Сидевшая до сего момента на диване и читавшая или делавшая вид, что читает какую-то книгу, Евфросинья Сергеевна подала вдруг голос: «Позвольте полюбопытствовать, кто вы по профессии?», - «Психолог...», - Владислав Евгеньевич осёкся было, ан нет, уже поздно — Евфросинья Сергеевна залилась громким смехом: «Подлейшая из профессий! Люди, которые стремятся всё сгладить, уладить, избежать конфликта и, тем самым, увеличить энтропию этого мира. И это в то время, когда мир ждёт от нас обратного: не пытаться свести концы с концами, не убегать от проблемы, а наоборот, углубляться в самый корень её, в самый что ни на есть обнажённый нерв. Какой же вы в этом случае Господин? Первое что вы можете поставить на кон, так это потерять свою клиентуру, так как все сейчас стремятся к покою, гарантии, и безопасности, а будь вы и в самом деле Господин, вы же обязаны не к безопасности их вести, а, напротив, к обнажению всех сокрытых в них противоречий, - обращаясь к мужу, - Так что, Гриша, нечего с ним и нянчиться. Типичная психологическая сволочь! Пускай валит отсюда подобру-поздорову!»

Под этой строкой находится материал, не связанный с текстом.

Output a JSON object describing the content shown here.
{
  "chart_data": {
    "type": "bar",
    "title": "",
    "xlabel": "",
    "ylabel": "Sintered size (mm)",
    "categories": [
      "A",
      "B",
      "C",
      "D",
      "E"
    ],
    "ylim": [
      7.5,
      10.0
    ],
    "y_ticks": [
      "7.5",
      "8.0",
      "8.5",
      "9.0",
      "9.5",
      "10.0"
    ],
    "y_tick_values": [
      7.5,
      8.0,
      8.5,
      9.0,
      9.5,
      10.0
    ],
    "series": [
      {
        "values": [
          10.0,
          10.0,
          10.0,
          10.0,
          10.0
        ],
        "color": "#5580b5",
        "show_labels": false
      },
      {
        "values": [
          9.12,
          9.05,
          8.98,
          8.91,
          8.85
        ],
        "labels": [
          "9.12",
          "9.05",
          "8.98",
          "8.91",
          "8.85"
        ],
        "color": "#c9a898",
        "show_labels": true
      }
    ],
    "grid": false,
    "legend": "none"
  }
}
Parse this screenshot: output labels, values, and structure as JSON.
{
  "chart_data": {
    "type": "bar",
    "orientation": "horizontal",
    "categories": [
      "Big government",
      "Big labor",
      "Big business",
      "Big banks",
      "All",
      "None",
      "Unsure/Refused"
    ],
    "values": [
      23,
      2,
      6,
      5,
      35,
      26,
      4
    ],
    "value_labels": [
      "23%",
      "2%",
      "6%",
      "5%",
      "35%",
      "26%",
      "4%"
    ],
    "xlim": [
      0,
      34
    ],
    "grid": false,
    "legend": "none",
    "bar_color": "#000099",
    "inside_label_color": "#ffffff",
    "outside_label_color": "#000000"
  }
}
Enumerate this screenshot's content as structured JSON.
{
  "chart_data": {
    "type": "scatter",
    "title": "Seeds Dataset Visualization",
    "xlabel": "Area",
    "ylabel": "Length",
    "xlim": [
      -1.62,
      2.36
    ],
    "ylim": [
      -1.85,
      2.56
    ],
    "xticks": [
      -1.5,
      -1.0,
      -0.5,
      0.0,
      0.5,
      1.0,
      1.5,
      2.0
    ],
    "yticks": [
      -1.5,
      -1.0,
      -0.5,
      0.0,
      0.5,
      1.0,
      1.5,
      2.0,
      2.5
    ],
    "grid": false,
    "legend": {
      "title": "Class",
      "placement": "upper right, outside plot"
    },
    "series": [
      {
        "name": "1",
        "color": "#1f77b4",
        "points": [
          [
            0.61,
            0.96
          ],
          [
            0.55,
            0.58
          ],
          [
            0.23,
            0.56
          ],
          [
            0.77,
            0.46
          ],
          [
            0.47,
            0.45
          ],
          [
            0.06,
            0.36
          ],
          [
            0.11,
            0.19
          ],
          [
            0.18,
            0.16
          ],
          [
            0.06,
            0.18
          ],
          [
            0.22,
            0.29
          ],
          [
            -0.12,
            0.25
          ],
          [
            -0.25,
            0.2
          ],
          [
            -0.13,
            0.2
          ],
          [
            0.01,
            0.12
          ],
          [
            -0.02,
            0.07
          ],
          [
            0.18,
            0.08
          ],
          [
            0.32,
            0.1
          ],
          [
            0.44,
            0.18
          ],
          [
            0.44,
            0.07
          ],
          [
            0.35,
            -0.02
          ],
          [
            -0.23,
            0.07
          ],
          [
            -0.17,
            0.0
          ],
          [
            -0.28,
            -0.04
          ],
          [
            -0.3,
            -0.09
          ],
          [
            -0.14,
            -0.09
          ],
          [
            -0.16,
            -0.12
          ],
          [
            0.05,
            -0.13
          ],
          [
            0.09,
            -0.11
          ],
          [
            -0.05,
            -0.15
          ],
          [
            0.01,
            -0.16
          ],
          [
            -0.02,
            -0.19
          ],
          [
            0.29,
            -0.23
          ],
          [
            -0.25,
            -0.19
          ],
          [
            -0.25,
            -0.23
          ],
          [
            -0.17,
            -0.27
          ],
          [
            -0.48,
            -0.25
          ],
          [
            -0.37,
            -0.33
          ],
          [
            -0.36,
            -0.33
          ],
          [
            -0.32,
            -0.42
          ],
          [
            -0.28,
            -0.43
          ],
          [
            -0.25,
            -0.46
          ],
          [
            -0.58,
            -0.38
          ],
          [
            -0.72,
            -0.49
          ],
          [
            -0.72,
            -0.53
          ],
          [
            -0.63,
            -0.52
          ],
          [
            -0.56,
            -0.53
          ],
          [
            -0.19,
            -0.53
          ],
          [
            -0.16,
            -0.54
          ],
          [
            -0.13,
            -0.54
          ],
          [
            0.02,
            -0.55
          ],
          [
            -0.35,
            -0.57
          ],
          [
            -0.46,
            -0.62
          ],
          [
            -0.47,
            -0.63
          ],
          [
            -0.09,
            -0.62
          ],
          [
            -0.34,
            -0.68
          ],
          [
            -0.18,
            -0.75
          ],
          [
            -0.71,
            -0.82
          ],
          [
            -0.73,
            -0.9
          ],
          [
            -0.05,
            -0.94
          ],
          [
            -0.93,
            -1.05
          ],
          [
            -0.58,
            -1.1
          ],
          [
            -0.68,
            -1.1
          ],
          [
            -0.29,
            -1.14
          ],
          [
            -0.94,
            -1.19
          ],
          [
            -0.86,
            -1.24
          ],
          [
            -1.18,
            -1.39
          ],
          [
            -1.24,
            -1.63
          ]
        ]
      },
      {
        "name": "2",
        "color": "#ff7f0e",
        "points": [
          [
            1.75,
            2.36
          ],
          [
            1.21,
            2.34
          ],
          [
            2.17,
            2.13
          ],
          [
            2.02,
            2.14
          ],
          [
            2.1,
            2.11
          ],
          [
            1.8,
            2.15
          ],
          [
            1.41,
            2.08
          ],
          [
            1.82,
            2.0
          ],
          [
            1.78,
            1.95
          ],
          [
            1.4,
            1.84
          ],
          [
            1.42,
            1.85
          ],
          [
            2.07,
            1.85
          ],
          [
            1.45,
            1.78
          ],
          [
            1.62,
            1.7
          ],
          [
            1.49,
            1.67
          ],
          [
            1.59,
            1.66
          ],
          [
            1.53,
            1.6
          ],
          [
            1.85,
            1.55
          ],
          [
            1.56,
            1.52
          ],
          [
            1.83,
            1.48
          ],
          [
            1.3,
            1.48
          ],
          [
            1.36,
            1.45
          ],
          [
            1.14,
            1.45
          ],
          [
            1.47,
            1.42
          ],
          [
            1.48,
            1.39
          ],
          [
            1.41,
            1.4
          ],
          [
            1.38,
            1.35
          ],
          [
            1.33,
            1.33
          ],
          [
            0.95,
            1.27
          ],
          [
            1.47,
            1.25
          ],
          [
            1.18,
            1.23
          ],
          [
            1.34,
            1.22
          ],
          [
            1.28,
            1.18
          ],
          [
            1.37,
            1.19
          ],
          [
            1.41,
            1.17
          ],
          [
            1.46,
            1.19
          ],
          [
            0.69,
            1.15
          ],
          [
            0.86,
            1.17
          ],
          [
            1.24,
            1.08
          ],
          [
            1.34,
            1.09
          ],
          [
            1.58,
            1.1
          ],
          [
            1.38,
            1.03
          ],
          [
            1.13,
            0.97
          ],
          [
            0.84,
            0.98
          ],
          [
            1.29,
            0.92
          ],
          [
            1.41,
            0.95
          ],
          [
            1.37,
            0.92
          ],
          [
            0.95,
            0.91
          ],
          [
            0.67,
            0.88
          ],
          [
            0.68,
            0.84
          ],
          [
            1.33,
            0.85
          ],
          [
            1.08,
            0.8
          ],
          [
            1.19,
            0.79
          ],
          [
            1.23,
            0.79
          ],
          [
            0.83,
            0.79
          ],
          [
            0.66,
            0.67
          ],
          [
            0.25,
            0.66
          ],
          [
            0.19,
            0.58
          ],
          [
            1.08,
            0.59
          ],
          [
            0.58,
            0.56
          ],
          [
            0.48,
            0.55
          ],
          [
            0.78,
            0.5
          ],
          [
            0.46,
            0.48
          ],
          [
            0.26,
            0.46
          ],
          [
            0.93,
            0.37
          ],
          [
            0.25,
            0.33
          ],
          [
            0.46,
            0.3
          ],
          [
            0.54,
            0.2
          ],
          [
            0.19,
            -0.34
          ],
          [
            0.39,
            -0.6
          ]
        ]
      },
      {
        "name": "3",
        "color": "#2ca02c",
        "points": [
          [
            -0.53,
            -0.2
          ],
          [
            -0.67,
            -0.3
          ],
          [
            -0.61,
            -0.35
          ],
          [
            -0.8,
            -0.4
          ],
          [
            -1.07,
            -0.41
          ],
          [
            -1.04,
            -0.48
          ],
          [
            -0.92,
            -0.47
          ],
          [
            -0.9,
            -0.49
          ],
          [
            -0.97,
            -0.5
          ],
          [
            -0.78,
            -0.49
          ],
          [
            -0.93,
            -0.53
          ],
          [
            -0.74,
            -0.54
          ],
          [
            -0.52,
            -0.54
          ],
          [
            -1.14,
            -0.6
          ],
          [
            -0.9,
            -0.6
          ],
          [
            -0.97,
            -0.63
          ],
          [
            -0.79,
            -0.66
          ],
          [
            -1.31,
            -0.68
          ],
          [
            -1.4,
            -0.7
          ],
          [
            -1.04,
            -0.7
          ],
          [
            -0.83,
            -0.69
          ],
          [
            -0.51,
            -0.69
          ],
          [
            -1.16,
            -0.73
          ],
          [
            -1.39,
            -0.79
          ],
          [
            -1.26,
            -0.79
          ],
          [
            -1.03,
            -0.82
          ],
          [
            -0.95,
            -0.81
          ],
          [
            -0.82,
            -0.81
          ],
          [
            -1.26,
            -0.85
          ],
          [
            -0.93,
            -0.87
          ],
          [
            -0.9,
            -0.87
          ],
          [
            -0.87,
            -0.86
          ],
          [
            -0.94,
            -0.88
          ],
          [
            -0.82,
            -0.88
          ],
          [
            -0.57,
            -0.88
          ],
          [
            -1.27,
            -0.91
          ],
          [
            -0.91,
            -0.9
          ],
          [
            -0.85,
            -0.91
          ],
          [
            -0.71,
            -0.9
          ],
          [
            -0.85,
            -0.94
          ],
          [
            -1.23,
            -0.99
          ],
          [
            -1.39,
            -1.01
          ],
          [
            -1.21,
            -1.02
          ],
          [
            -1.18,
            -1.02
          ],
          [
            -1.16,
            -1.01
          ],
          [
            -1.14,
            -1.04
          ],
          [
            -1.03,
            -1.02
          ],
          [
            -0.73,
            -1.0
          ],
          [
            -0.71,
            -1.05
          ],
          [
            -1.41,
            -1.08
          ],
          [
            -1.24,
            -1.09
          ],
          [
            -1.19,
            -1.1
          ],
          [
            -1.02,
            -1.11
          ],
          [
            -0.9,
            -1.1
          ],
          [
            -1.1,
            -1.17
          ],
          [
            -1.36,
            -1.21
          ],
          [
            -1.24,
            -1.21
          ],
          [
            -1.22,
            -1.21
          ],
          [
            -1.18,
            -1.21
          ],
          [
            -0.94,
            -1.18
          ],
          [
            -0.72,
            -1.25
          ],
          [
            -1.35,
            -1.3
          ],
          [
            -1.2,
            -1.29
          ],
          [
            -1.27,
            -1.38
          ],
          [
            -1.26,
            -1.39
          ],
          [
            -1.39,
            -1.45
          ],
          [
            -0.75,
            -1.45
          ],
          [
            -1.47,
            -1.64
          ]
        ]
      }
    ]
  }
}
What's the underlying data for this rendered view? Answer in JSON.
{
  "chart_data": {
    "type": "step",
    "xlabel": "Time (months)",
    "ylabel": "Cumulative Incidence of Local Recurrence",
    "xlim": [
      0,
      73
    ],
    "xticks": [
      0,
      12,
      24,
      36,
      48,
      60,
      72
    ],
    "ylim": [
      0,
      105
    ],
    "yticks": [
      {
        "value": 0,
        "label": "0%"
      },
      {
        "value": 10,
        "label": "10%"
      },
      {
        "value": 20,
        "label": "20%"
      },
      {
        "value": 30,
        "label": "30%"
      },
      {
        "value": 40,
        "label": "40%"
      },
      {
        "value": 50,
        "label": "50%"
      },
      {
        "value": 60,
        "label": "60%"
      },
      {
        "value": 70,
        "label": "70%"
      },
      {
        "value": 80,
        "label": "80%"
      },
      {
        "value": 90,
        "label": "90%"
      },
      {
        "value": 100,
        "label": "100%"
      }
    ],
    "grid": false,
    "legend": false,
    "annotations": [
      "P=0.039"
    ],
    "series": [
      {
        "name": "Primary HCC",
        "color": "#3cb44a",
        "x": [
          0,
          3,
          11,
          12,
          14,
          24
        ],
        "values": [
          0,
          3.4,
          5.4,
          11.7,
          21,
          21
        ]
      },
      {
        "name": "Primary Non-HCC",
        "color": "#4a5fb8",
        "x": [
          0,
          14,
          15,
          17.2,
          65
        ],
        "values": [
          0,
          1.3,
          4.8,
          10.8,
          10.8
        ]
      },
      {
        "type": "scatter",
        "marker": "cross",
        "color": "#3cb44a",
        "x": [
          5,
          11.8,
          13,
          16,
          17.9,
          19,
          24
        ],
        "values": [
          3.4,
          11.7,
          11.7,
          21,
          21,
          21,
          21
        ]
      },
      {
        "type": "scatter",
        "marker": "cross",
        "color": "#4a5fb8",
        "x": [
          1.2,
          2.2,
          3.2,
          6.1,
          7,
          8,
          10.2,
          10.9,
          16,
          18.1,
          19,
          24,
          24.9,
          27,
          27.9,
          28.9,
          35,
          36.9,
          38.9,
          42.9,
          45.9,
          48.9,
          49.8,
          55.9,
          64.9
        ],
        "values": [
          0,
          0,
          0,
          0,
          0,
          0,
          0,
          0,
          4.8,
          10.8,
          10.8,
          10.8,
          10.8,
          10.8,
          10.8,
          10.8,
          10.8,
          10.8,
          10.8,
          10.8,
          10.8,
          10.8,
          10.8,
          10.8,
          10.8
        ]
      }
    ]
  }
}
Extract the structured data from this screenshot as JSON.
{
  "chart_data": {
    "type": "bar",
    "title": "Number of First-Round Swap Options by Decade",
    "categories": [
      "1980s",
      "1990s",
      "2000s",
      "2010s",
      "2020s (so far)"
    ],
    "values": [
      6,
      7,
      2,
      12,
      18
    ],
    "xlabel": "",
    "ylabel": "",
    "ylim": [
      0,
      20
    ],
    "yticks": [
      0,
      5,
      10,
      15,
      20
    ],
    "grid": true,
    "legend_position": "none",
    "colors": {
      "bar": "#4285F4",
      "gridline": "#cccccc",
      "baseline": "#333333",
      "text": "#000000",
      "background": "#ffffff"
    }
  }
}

«Вот оно, началось — вычитание, - смекнул Лебедько, - ну уж нет, хотите меня обиженным и оскорблённым видеть? Дудки!, - поворотясь к женщине, - Вы Евфросинья Сергеевна, абсолютно верно насчёт психологов изволили сомневаться. Я сам эту братию чертовски не люблю. Между нами говоря, я среди них, как говориться, свой среди чужих, а вот в вашей как раз компании, хоть и выгляжу чужим, однако же, чувствую себя среди своих». Жена художника подняла удивлённо бровь, однако же, ничем более своё  одобрение не выразила. Даже и промолчала, уткнувшись в книгу. «Вот, право, продувная баба!», - подумал про себя гость, удовлетворённый все же тем, что остался невредим после первой перестрелки.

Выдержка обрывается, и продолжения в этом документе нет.